Mixture-of-Recursions: Learning Dynamic Recursive Depths for Adaptive Token-Level Computation
Authors: Sangmin Bae, Yujin Kim, Reza Bayat, Sungnyun Kim, Jiyoun Ha, Tal Schuster, Adam Fisch, Hrayr Harutyunyan, Ziwei Ji, Aaron Courville, and Se-Young Yun
Paper: https://www.arxiv.org/abs/2507.10524
Code: https://github.com/raymin0223/mixture_of_recursions
TL;DR
What was done? The authors introduce Mixture-of-Recursions (MoR), a novel Transformer framework that unifies two major efficiency paradigms: parameter sharing and adaptive computation. MoR reuses a shared block of layers across multiple recursion steps for parameter efficiency. Crucially, it employs lightweight routers to dynamically assign a different number of recursion steps (i.e., computational depth) to each individual token based on its complexity. This adaptive "thinking" is complemented by integrated, memory-efficient Key-Value (KV) caching strategies that selectively cache or share KV pairs based on the routing decisions, reducing memory footprint and prefill latency.
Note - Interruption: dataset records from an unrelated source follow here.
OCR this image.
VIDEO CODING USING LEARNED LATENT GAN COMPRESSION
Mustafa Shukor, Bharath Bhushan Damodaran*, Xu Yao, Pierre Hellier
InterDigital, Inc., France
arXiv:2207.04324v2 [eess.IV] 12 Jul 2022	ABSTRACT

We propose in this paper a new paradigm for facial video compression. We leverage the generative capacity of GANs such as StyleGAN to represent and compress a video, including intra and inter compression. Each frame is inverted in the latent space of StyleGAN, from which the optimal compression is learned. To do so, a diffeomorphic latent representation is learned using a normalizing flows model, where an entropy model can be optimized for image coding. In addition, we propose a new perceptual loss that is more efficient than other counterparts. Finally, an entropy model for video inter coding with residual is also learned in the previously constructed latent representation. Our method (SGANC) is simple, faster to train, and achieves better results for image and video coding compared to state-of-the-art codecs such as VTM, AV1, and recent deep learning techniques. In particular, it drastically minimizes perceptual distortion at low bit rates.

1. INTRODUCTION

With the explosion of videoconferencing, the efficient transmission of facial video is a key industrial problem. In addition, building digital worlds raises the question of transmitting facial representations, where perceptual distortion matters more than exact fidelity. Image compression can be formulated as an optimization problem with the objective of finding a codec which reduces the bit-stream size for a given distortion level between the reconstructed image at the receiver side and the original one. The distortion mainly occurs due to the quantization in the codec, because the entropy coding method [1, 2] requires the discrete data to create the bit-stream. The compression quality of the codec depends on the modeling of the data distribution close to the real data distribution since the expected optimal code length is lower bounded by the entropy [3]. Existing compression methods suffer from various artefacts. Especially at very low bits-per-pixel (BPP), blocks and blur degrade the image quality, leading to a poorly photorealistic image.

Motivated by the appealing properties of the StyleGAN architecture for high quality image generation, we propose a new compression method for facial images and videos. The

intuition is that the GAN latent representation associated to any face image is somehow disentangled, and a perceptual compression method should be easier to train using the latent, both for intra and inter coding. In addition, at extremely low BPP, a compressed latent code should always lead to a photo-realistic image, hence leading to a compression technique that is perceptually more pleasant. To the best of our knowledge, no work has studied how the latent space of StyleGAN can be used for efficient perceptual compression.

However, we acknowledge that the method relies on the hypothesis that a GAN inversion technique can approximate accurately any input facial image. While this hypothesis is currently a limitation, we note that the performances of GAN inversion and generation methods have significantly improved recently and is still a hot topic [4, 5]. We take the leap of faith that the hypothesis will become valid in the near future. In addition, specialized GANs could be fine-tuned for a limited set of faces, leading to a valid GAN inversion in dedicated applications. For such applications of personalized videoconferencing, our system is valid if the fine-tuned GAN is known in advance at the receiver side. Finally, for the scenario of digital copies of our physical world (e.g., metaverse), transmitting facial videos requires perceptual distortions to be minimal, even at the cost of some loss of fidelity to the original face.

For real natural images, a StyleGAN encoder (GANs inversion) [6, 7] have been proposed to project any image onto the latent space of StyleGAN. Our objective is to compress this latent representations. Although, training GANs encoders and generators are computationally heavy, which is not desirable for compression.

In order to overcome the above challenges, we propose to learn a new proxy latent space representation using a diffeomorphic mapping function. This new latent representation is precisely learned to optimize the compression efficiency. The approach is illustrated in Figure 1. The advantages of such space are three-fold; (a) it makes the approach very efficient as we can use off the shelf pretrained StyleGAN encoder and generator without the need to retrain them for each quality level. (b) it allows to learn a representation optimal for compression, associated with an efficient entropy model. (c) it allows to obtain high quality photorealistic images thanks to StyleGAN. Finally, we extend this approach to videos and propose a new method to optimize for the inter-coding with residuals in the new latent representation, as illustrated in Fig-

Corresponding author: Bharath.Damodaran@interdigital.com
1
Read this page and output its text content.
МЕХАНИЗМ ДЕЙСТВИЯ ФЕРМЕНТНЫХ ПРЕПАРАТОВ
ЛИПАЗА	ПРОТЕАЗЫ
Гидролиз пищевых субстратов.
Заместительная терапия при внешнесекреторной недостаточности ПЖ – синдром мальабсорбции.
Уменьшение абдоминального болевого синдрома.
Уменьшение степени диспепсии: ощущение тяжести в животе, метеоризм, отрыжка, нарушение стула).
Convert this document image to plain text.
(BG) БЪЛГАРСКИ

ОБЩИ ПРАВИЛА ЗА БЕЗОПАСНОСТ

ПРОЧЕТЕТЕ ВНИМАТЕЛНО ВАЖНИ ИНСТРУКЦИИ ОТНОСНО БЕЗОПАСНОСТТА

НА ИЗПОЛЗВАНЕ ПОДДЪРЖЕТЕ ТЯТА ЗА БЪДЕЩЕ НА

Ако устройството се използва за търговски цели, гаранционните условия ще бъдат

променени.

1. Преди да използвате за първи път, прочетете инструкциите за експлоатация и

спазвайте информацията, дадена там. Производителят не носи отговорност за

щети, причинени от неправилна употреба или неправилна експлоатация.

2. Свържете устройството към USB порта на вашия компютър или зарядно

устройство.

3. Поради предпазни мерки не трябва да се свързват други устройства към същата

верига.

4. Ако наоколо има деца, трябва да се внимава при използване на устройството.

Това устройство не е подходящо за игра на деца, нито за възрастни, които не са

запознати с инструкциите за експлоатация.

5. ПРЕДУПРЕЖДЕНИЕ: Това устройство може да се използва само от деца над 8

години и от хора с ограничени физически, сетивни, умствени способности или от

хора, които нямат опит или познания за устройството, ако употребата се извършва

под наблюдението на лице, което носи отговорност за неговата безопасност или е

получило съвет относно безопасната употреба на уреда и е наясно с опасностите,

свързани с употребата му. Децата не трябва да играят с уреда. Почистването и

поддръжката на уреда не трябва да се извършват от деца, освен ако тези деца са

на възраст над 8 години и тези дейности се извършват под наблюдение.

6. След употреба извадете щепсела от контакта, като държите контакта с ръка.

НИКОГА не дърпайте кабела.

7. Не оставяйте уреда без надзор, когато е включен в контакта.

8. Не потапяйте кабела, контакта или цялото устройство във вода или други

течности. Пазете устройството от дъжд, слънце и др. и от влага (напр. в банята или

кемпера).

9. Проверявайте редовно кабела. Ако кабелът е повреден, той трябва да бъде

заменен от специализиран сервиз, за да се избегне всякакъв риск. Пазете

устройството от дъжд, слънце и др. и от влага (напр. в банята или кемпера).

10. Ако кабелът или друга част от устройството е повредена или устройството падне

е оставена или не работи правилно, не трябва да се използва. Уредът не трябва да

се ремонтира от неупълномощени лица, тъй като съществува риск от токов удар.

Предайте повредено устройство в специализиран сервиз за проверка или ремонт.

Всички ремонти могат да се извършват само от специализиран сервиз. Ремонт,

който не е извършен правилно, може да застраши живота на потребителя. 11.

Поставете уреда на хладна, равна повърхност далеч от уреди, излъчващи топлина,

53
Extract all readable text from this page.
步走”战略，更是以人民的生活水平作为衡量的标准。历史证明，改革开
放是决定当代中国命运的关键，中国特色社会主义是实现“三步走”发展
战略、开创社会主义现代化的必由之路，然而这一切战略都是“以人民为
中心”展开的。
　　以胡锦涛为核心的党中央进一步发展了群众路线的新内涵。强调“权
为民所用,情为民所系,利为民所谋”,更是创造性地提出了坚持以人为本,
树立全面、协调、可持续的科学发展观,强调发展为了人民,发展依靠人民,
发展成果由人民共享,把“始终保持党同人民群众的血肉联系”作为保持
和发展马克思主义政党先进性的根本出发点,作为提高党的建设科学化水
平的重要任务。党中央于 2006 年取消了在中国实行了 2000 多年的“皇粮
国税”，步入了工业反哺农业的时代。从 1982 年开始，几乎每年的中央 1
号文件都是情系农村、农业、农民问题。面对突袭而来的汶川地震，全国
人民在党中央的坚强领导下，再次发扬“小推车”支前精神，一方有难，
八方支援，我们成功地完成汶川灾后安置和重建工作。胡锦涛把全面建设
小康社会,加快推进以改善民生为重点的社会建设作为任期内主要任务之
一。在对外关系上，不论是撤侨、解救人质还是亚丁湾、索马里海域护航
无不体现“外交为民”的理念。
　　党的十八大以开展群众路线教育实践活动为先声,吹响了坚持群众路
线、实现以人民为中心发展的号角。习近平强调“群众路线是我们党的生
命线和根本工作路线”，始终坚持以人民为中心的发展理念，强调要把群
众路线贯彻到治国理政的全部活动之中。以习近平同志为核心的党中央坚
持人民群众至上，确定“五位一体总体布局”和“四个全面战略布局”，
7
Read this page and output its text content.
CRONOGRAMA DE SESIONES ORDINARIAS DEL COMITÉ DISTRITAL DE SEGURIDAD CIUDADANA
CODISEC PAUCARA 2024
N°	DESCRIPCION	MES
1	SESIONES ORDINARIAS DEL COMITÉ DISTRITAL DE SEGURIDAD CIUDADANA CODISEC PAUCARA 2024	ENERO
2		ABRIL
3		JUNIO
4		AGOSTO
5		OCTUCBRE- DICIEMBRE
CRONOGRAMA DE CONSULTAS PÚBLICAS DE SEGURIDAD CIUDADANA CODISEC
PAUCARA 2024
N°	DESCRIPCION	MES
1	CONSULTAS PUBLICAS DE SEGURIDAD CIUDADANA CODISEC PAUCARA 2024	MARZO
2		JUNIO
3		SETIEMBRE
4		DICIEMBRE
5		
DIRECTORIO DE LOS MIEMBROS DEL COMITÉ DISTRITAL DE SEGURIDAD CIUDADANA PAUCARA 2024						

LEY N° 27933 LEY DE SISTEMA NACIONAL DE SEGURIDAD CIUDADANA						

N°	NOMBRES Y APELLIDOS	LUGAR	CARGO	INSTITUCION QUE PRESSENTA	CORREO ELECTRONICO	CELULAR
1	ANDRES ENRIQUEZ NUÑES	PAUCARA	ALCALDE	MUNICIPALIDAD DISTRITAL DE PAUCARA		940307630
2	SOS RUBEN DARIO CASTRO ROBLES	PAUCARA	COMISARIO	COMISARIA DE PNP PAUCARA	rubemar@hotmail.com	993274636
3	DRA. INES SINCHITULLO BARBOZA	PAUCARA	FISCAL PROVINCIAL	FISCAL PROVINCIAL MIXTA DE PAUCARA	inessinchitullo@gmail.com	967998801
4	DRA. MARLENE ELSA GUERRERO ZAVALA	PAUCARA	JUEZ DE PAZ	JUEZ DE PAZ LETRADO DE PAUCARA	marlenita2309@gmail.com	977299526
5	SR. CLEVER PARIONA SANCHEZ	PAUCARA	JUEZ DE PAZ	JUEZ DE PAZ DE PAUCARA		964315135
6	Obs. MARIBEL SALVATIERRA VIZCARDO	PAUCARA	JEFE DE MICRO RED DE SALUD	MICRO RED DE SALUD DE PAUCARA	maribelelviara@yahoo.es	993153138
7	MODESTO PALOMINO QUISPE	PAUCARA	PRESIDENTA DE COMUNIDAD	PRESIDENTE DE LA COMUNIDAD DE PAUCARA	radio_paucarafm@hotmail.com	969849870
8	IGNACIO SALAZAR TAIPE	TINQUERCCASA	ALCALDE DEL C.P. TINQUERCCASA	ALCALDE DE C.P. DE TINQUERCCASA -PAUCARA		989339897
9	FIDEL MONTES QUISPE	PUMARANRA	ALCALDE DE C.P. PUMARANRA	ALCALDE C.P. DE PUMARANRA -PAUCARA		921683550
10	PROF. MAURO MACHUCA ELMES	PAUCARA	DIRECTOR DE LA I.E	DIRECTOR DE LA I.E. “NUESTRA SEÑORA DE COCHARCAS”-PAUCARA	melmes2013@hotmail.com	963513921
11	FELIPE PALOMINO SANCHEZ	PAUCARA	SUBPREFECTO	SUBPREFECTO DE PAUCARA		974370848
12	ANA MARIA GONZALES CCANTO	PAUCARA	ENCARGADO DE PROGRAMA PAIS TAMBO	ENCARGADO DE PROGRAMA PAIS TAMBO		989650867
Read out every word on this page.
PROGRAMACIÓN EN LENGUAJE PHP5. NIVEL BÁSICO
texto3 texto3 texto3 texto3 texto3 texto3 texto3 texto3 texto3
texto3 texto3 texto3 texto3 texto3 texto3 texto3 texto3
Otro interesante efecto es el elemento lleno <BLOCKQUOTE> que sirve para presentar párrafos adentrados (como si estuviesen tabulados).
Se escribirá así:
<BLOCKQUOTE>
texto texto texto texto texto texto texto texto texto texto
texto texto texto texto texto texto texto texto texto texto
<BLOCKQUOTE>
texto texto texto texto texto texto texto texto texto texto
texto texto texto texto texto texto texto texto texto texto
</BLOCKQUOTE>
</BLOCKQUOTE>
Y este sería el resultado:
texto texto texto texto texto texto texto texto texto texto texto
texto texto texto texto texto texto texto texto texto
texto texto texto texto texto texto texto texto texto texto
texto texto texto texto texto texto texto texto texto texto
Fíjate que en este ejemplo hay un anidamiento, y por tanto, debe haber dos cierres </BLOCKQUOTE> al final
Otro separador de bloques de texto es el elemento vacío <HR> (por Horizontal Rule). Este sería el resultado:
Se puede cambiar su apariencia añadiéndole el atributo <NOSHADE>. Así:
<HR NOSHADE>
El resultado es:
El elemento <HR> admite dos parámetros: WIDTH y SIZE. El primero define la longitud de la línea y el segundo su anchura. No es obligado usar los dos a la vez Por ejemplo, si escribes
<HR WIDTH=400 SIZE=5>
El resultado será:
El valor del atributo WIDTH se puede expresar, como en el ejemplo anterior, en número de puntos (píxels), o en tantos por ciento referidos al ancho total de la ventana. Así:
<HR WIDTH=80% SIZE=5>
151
Why it matters? MoR establishes a new Pareto frontier for language model efficiency. By intelligently allocating computation, it achieves superior or comparable performance to much larger vanilla models while using significantly fewer unique parameters and less training compute. For example, an MoR model with 167M parameters outperforms a 315M-parameter vanilla baseline when trained with the same FLOPs budget. This work demonstrates that large-model quality is attainable without incurring large-model costs, making advanced AI more accessible for training and deployment. Furthermore, the adaptive depth mechanism provides a structural basis for "latent reasoning," paving the way for more intrinsically efficient and capable models.
Details
The pursuit of more capable Large Language Models (LLMs) has long been synonymous with scaling up. But this paradigm comes with prohibitive costs, limiting access to frontier models. To solve this, research into efficient LLMs has largely followed two parallel tracks, as detailed in surveys like Efficient Transformers: A Survey (https://arxiv.org/abs/2009.06732): parameter sharing, which reduces model size by reusing weights, and adaptive computation, which allocates compute only where needed (see my series on adaptive computation time in neural networks). The recent "Mixture-of-Depths" paper (https://arxiv.org/abs/2404.02258) showed the power of the latter. Now, a new paper introduces Mixture-of-Recursions (MoR), a compelling framework that brilliantly merges these two tracks into a single, cohesive architecture, demonstrating that we can have the best of both worlds.